企画的なレビューが終わると、次はプログラム実装に問題がないか、テクニカルレビューの会議が開かれます。企画の段階で実装に大きな問題はないか。また、事前に担当プログラマーと相談などをしていますが、複数人のレビューを実施して、全体を通して実装可能か。さらに作業コスト感などを最終確認することになります。

この後、グラフィックスやサウンドのリソース(アニメーション、VFX、BGM、SE)を発注する流れになります。こちらもスタッフに集まってもらい、企画のコンセプトや意図を説明し理解を深めてもらったうえで、全体的なコストやスケジュールを勘案してもらうことになります。これで、ボスを制作するための発注がひと通り完了します。
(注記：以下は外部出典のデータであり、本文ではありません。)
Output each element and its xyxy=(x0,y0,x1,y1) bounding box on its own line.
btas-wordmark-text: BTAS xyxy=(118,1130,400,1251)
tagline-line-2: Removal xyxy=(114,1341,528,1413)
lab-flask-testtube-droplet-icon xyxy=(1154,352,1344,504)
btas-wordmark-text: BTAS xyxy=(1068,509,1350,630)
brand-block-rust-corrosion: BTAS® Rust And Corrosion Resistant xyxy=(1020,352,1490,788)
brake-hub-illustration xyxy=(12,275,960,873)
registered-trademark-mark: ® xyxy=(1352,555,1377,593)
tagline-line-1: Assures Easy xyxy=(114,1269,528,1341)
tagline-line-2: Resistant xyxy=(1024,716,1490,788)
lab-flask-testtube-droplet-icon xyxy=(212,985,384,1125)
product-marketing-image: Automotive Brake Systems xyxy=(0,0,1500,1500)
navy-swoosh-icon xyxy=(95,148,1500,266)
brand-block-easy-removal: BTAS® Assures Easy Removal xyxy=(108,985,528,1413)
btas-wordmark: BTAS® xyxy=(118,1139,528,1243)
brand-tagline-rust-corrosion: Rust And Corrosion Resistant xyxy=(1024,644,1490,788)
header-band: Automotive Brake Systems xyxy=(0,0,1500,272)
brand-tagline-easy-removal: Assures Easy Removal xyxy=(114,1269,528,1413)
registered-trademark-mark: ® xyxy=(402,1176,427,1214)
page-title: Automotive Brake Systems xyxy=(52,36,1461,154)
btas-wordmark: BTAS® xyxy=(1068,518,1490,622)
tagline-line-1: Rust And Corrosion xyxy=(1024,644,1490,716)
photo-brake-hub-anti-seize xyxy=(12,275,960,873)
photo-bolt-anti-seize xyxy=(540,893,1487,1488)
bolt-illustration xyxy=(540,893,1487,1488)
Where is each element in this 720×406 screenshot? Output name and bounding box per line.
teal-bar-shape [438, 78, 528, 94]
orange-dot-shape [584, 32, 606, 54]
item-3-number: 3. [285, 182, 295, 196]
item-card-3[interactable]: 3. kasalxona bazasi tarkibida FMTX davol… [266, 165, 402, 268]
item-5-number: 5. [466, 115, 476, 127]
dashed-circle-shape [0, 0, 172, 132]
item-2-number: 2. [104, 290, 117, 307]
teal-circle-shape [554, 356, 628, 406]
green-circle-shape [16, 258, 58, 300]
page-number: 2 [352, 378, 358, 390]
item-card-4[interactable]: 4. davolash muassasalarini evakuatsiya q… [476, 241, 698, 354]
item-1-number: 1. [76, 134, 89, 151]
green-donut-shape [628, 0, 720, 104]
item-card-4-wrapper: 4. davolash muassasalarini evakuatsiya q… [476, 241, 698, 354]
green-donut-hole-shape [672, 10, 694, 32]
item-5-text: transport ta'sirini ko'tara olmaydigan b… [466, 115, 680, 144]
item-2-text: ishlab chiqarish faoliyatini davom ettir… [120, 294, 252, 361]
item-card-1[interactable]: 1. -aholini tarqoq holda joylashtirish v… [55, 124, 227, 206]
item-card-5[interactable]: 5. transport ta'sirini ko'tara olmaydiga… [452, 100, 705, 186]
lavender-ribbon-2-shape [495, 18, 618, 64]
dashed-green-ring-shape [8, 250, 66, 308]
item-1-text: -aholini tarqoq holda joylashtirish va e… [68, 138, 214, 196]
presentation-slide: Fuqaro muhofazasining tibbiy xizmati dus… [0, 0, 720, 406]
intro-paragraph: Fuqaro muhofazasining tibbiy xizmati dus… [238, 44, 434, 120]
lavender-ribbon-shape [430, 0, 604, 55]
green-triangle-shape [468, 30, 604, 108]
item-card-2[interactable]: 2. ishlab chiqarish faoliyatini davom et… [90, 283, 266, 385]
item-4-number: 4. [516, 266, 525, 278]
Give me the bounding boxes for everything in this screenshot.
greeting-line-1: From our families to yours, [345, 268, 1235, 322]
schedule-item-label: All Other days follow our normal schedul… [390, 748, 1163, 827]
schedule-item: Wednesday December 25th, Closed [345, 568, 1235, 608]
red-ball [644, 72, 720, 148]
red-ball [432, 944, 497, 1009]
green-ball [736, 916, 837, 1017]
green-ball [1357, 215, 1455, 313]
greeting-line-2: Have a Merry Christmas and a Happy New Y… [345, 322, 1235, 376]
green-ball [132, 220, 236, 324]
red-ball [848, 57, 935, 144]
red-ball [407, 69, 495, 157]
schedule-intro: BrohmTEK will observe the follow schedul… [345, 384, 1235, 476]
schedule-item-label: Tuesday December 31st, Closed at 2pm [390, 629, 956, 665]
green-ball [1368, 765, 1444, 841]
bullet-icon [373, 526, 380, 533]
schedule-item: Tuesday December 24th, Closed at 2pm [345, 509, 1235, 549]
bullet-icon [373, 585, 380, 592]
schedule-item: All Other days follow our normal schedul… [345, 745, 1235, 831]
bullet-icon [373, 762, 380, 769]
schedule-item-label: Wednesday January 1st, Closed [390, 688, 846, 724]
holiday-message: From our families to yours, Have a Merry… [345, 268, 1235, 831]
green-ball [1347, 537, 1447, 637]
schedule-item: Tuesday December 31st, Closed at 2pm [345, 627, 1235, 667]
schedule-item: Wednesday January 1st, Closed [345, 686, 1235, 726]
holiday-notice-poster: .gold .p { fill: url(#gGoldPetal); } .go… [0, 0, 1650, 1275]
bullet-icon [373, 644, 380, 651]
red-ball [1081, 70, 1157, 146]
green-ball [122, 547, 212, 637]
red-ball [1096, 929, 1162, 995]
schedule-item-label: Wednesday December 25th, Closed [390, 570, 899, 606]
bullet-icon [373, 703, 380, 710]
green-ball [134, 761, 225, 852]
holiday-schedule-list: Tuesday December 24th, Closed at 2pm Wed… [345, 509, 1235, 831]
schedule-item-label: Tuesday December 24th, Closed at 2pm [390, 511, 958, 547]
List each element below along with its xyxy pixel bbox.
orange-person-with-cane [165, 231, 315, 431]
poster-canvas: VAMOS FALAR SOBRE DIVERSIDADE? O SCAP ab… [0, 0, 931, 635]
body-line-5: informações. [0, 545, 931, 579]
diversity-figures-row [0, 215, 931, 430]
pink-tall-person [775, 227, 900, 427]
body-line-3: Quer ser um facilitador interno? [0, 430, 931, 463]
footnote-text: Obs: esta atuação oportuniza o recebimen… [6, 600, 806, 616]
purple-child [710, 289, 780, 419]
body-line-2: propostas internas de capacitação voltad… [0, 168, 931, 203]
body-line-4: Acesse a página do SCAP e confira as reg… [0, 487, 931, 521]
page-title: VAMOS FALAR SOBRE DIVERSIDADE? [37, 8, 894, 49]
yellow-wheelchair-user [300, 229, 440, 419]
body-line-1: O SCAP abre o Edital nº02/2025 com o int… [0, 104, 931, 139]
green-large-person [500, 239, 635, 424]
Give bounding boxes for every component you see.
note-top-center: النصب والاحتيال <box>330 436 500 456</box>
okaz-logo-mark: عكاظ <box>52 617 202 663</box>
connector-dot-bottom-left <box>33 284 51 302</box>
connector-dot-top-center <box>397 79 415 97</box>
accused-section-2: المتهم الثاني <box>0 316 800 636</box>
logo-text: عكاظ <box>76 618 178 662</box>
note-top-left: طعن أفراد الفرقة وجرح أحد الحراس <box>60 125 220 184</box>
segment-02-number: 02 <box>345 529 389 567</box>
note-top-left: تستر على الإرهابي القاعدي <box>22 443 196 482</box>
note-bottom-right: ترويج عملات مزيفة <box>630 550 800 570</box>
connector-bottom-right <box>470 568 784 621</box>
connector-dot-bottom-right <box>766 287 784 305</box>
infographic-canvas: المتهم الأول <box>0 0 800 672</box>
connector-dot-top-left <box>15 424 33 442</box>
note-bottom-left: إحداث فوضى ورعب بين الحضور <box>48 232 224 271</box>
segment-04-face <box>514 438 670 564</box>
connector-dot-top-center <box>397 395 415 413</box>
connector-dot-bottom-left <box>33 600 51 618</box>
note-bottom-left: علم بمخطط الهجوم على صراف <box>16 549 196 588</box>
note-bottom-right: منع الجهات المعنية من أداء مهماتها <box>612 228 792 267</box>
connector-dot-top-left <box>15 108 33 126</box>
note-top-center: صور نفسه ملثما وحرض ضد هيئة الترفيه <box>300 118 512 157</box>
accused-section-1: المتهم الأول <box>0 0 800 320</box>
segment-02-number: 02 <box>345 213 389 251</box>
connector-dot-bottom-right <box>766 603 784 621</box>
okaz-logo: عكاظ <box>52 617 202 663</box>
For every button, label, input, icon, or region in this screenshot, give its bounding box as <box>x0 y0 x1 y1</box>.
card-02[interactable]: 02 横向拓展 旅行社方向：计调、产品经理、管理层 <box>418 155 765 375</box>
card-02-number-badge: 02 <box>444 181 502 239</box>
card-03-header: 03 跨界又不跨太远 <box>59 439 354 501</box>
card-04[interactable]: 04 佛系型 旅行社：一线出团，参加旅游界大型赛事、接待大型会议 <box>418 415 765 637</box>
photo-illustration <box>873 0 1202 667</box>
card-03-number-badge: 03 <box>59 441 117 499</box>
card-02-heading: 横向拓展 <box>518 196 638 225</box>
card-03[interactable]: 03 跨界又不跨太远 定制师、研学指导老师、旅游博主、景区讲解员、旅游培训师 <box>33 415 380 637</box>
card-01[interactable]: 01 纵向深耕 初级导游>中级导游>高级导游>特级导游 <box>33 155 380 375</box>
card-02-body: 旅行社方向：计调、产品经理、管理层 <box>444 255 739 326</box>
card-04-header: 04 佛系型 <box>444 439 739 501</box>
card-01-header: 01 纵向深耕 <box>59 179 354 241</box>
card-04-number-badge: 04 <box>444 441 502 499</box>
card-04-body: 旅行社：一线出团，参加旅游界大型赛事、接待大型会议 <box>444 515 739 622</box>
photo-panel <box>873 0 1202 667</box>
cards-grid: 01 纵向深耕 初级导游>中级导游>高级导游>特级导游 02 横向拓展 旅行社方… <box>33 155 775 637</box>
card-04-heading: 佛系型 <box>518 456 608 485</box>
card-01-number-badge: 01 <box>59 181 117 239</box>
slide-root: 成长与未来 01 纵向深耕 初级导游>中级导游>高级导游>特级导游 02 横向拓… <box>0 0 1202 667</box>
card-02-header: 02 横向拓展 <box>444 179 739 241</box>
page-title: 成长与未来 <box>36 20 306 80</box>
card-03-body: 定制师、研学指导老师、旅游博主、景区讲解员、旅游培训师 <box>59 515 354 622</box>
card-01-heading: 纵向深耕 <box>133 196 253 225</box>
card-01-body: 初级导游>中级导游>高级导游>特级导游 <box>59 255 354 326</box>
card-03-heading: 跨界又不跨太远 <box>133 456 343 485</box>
以降は、それぞれできあがってきたリソースを使い、ゲームの組み立てを行ないます。バトルシステムとモンスターセクションのスタッフで繰り返しプレイチェック、後半はプロデューサー兼ディレクターの吉田直樹も加えてバトルテストが行なわれます。ここで全チェック終了となり、あとはデバッグチームがバグを検証し、問題がなくなればリリースとなります。

──これが通常の流れです。

▲波乱の末に完成したオメガ。

しかし今回、『FFXIV』では初めてとなる”ディレクター判断による大幅変更指示”が「次元の狭間オメガ零式:アルファ編3」で下されました。

プロデューサー兼ディレクターの吉田によるチェックは、開発チーム内で「P/Dチェック」と呼ばれています。「P/Dチェック」では、それぞれのボスに軽度の調整が入ることはよくありますが、今回はその軽度の域を超えた大改修事案となってしまいました。あの時の空気感は、一生忘れられないと思います。

「P/Dチェック」によって吉田から出された最大のフィードバックは、「オメガと戦っている感覚がない」というものでした。当時の「次元の狭間オメガ零式:アルファ編3」には、前述した「レベルチェッカーフェーズ」が2回あって冗長で、バトル終盤にも今のような盛り上がりはありませんでした。

「オメガとの最終決戦なのに、オメガと戦っている実感がない」という意見をベースに企画を再検討し、修正案を作成。すぐにレイドデザイナーの腕利きたちにレビューしてもらい、開発チーム内の修正方針が確定しました。これを持って吉田に変更提案を行ない、なんとか了承を得ます。

この後、関係者全員を集めての緊急会議が開かれ、プログラマーには新規ギミックの追加と、既存ギミックの仕様改変を依頼。アーティストには、新規ギミック用のアニメーション追加とVFX追加の対応を依頼。さらにサウンドチームには、新規ギミック用のサウンドエフェクトを付ける対応をお願いしました。すでに一度デバッグを行なっていた品質管理のQAチームには、「仕様追加されるので、再度デバッグをお願いします……」という悲報を伝えました。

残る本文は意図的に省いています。